Today, November 25th, the world marks the International Day for the Eliminate of Violence Against Women. In many Arab nations – some of whose women endure high levels of violence and discrimination – women’s rights are a crucial battleground: they encapsulate the polarization between modernity and tradition, a crossroads of mutually exclusive development paths.
Tunisia, a regional trailblazer for social and political reform, has passed a Constitution which consolidates and advances women’s rights. It has also held two sets of peaceful, pluralistic elections. IDLO has been helping the country strengthen judicial structures for combating fraud, and may soon expand cooperation in other fields, including women’s access to justice.
Tunisia’s Secretary of State for Women’s Rights, Neila Chaabane, is a law professor by training; she serves in government as an independent. IDLO’s Andre Vornic caught up with Ms. Chaabane in Rome.
Andre Vornic: You have spoken of ‘retrograde voices’ and ‘medieval demands’ heard in your country after the Revolution…
Neila Chaabane: Yes, just after the Revolution it was claimed that we should rescind the ban on polygamy, for example. This was a demand that was made loud and clear. It was claimed that we should have strict application of Sharia law, that we should abolish the Personal Status Code [the 1950s legislative package on women’s equality]… These were extremely strange things to hear in a country that had lived under progressive social laws for more than half a century. For us, this meant a return to the Middle Ages, pure and simple. So to see these things resurrected – things that we thought dead and buried – was a shock to society.
AV: Have those voices been silenced?
NC: Fortunately, civil society mobilized. The political class too – or a large section of it – was stunned by these demands, and it opposed them. Are those retrograde voices still audible today? Much less so, because of the new Constitution, and because of the majority that it garnered. Tunisians voted massively for a democratic Tunisia, one that respects human rights, so the path has been chosen. So those voices may still be out there, but they are in a clear minority.
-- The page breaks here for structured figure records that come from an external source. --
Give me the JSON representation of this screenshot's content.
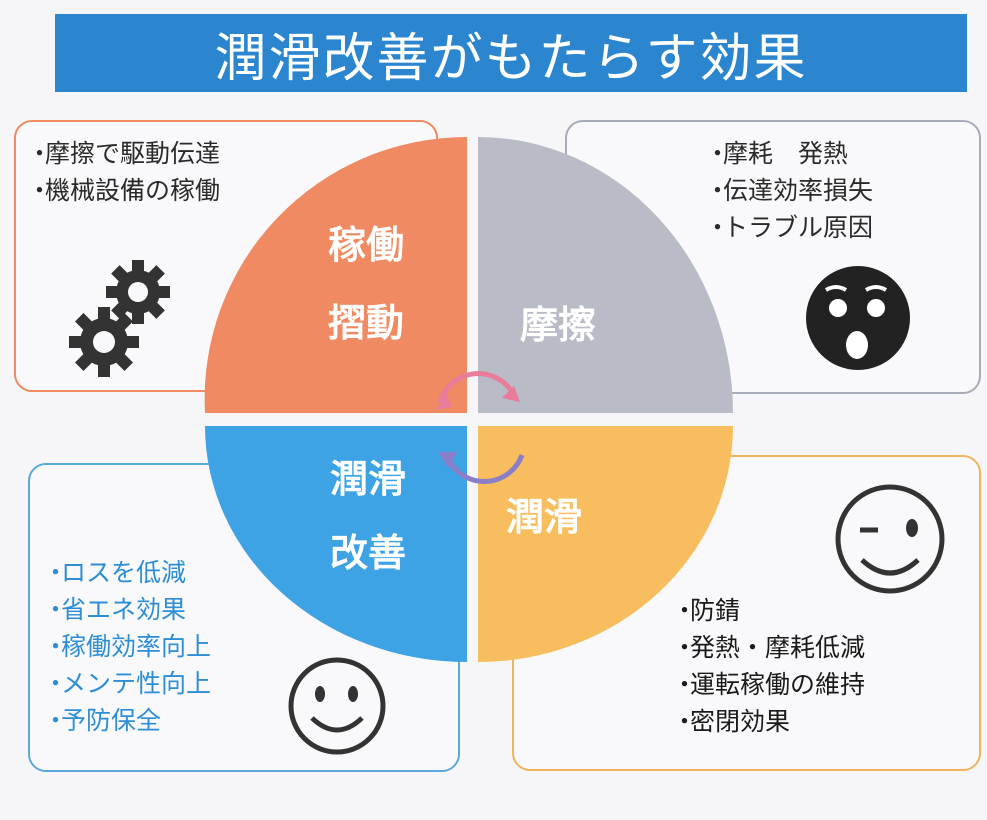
{
  "title": "潤滑改善がもたらす効果",
  "quadrants": {
    "top_left": {
      "line1": "稼働",
      "line2": "摺動",
      "color": "#f08a62"
    },
    "top_right": {
      "line1": "摩擦",
      "color": "#b9bbc6"
    },
    "bottom_left": {
      "line1": "潤滑",
      "line2": "改善",
      "color": "#3ea3e4"
    },
    "bottom_right": {
      "line1": "潤滑",
      "color": "#f8bd5e"
    }
  },
  "boxes": {
    "top_left": {
      "items": [
        "摩擦で駆動伝達",
        "機械設備の稼働"
      ],
      "bullet": "・",
      "icon": "gears-icon"
    },
    "top_right": {
      "items": [
        "摩耗　発熱",
        "伝達効率損失",
        "トラブル原因"
      ],
      "bullet": "・",
      "icon": "shocked-face-icon"
    },
    "bottom_left": {
      "items": [
        "ロスを低減",
        "省エネ効果",
        "稼働効率向上",
        "メンテ性向上",
        "予防保全"
      ],
      "bullet": "・",
      "icon": "smiley-face-icon"
    },
    "bottom_right": {
      "items": [
        "防錆",
        "発熱・摩耗低減",
        "運転稼働の維持",
        "密閉効果"
      ],
      "bullet": "・",
      "icon": "winking-face-icon"
    }
  }
}
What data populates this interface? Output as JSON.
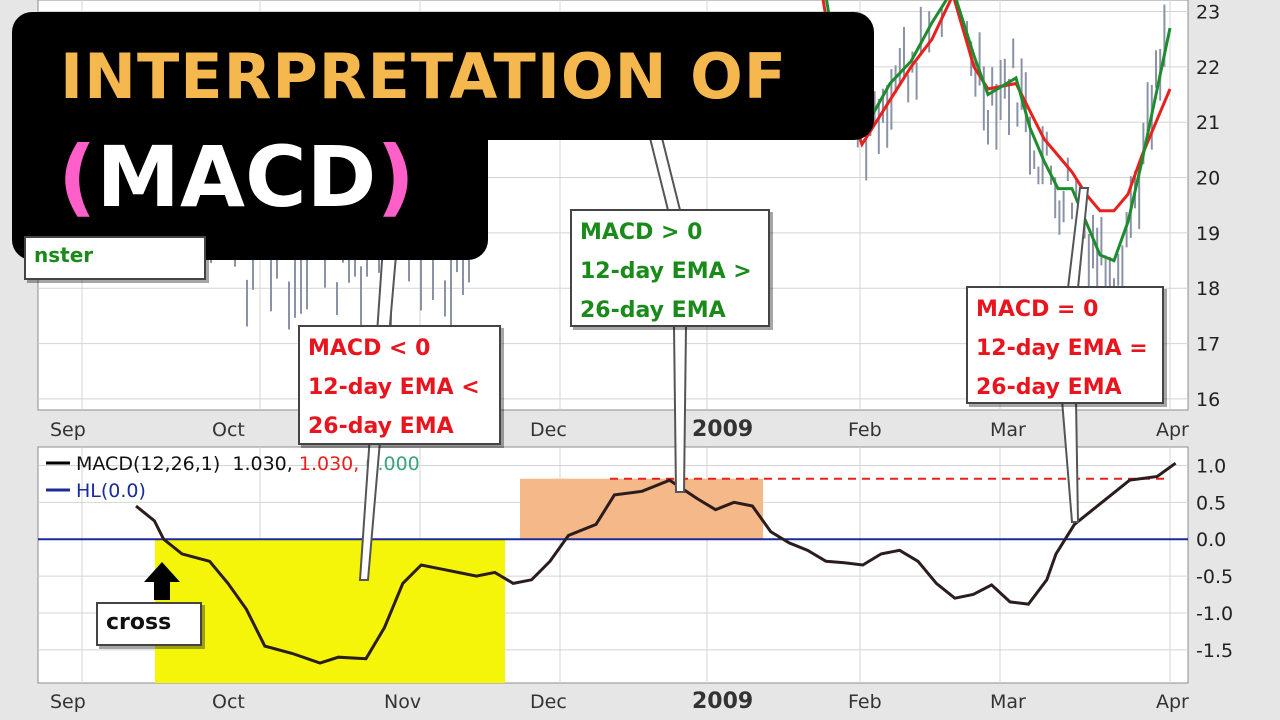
{
  "title": {
    "line1": "INTERPRETATION OF",
    "paren_open": "(",
    "acronym": "MACD",
    "paren_close": ")"
  },
  "colors": {
    "price_bars": "#8a93a6",
    "ema_fast": "#1e8c2e",
    "ema_slow": "#e8201e",
    "macd_line": "#2b1d1d",
    "hl_line": "#1b2b9a",
    "negative_zone": "#f5f50a",
    "positive_zone": "#f5b888",
    "label_red": "#e8141e",
    "label_green": "#1a8a1a"
  },
  "annotations": {
    "negative": [
      "MACD < 0",
      "12-day EMA <",
      "26-day EMA"
    ],
    "positive": [
      "MACD > 0",
      "12-day EMA >",
      "26-day EMA"
    ],
    "zero": [
      "MACD = 0",
      "12-day EMA =",
      "26-day EMA"
    ],
    "cross": "cross",
    "partial_box": "nster"
  },
  "chart_data": [
    {
      "type": "line",
      "panel": "price",
      "x_labels": [
        "Sep",
        "Oct",
        "Nov",
        "Dec",
        "2009",
        "Feb",
        "Mar",
        "Apr"
      ],
      "yticks": [
        16,
        17,
        18,
        19,
        20,
        21,
        22,
        23
      ],
      "ylim": [
        15.8,
        23.1
      ],
      "series": [
        {
          "color_key": "ema_fast",
          "points": [
            [
              0.47,
              26.2
            ],
            [
              0.52,
              22.4
            ],
            [
              0.56,
              20.8
            ],
            [
              0.6,
              21.7
            ],
            [
              0.63,
              22.1
            ],
            [
              0.66,
              22.8
            ],
            [
              0.69,
              23.4
            ],
            [
              0.72,
              22.2
            ],
            [
              0.74,
              21.5
            ],
            [
              0.78,
              21.8
            ],
            [
              0.8,
              20.9
            ],
            [
              0.82,
              20.3
            ],
            [
              0.84,
              19.8
            ],
            [
              0.86,
              19.8
            ],
            [
              0.88,
              19.2
            ],
            [
              0.9,
              18.6
            ],
            [
              0.92,
              18.5
            ],
            [
              0.94,
              19.2
            ],
            [
              0.96,
              20.3
            ],
            [
              0.98,
              21.5
            ],
            [
              1.0,
              22.7
            ]
          ]
        },
        {
          "color_key": "ema_slow",
          "points": [
            [
              0.47,
              25.9
            ],
            [
              0.52,
              22.0
            ],
            [
              0.56,
              20.6
            ],
            [
              0.6,
              21.4
            ],
            [
              0.63,
              22.0
            ],
            [
              0.66,
              22.5
            ],
            [
              0.69,
              23.3
            ],
            [
              0.72,
              22.0
            ],
            [
              0.74,
              21.6
            ],
            [
              0.78,
              21.7
            ],
            [
              0.8,
              21.2
            ],
            [
              0.82,
              20.7
            ],
            [
              0.84,
              20.4
            ],
            [
              0.86,
              20.1
            ],
            [
              0.88,
              19.7
            ],
            [
              0.9,
              19.4
            ],
            [
              0.92,
              19.4
            ],
            [
              0.94,
              19.7
            ],
            [
              0.96,
              20.4
            ],
            [
              0.98,
              21.0
            ],
            [
              1.0,
              21.6
            ]
          ]
        }
      ]
    },
    {
      "type": "line",
      "panel": "macd",
      "title": "MACD(12,26,1)",
      "title_values": [
        "1.030",
        "1.030",
        "0.000"
      ],
      "legend": [
        "MACD(12,26,1)",
        "HL(0.0)"
      ],
      "x_labels": [
        "Sep",
        "Oct",
        "Nov",
        "Dec",
        "2009",
        "Feb",
        "Mar",
        "Apr"
      ],
      "yticks": [
        1.0,
        0.5,
        0.0,
        -0.5,
        -1.0,
        -1.5
      ],
      "ylim": [
        -1.95,
        1.25
      ],
      "hl": 0.0,
      "reference_level": 0.82,
      "series": [
        {
          "name": "MACD(12,26,1)",
          "points": [
            [
              0.0,
              0.45
            ],
            [
              0.02,
              0.25
            ],
            [
              0.03,
              0.0
            ],
            [
              0.05,
              -0.2
            ],
            [
              0.08,
              -0.3
            ],
            [
              0.1,
              -0.6
            ],
            [
              0.12,
              -0.95
            ],
            [
              0.14,
              -1.45
            ],
            [
              0.17,
              -1.55
            ],
            [
              0.2,
              -1.68
            ],
            [
              0.22,
              -1.6
            ],
            [
              0.25,
              -1.62
            ],
            [
              0.27,
              -1.2
            ],
            [
              0.29,
              -0.6
            ],
            [
              0.31,
              -0.35
            ],
            [
              0.33,
              -0.4
            ],
            [
              0.35,
              -0.45
            ],
            [
              0.37,
              -0.5
            ],
            [
              0.39,
              -0.45
            ],
            [
              0.41,
              -0.6
            ],
            [
              0.43,
              -0.55
            ],
            [
              0.45,
              -0.3
            ],
            [
              0.47,
              0.05
            ],
            [
              0.5,
              0.2
            ],
            [
              0.52,
              0.6
            ],
            [
              0.55,
              0.65
            ],
            [
              0.58,
              0.8
            ],
            [
              0.61,
              0.55
            ],
            [
              0.63,
              0.4
            ],
            [
              0.65,
              0.5
            ],
            [
              0.67,
              0.45
            ],
            [
              0.69,
              0.1
            ],
            [
              0.71,
              -0.05
            ],
            [
              0.73,
              -0.15
            ],
            [
              0.75,
              -0.3
            ],
            [
              0.77,
              -0.32
            ],
            [
              0.79,
              -0.35
            ],
            [
              0.81,
              -0.2
            ],
            [
              0.83,
              -0.15
            ],
            [
              0.85,
              -0.3
            ],
            [
              0.87,
              -0.6
            ],
            [
              0.89,
              -0.8
            ],
            [
              0.91,
              -0.75
            ],
            [
              0.93,
              -0.62
            ],
            [
              0.95,
              -0.85
            ],
            [
              0.97,
              -0.88
            ],
            [
              0.99,
              -0.55
            ],
            [
              1.0,
              -0.2
            ],
            [
              1.02,
              0.2
            ],
            [
              1.05,
              0.5
            ],
            [
              1.08,
              0.8
            ],
            [
              1.11,
              0.85
            ],
            [
              1.13,
              1.03
            ]
          ]
        },
        {
          "name": "HL(0.0)",
          "points": [
            [
              0.0,
              0.0
            ],
            [
              1.13,
              0.0
            ]
          ]
        }
      ],
      "zones": [
        {
          "kind": "negative",
          "ymin": -1.95,
          "ymax": 0.0
        },
        {
          "kind": "positive",
          "ymin": 0.0,
          "ymax": 0.82
        }
      ]
    }
  ]
}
AV: How direct is the link between women’s rights and national development?
NC: Very. […] The results of the 2014 census have come through: women are 50.2 percent of the Tunisian population. They make a considerable contribution to the economy. But for some of them – especially those women who work in the countryside – this work goes unrecognized and is not captured by the public accounts. So development that ignores women and their participation is not real development. […] In public employment, women are 37 percent of staff, but don’t occupy even one percent of senior positions. This is a terrible waste of talent. Another example: the activity rate for women does not exceed 25 percent. There is an enormous potential that remains untapped. If we really want the country to develop, women must know their rights and claim them – while also fulfilling their obligations […] of which they are fully aware.
AV: How can IDLO help a country like yours?
NC: At such a crucial point in our institutional development, IDLO’s role can be very important. Practically all of our institutions, including the justice ones, are being reviewed and remade. And that is the core of IDLO’s work – developing the rule of law, access to justice, big institutional reforms… That will be our grand project for the next five years. The Constitution is in place, but is not enough in itself: we must translate constitutional provisions into practice through laws and institutions – but also, and even more crucially, through specific implementing measures. We’ve had enough of laws that remain unapplied and unobserved. We need applicable laws that protect the rights of all citizens, men and women.
AV: You came into government from civil society, and at some point you may go back there. Does the rule of law look the same from both angles?
NC [LAUGHS]: I want to be an optimist and tell you that my vision is the same. I brought my conception of the rule of law with me. In any case, this government, in its daily work, is strongly attached to the rule of law. And there are not a whole bunch of rules of law – there is one rule of law for all, regardless of our position.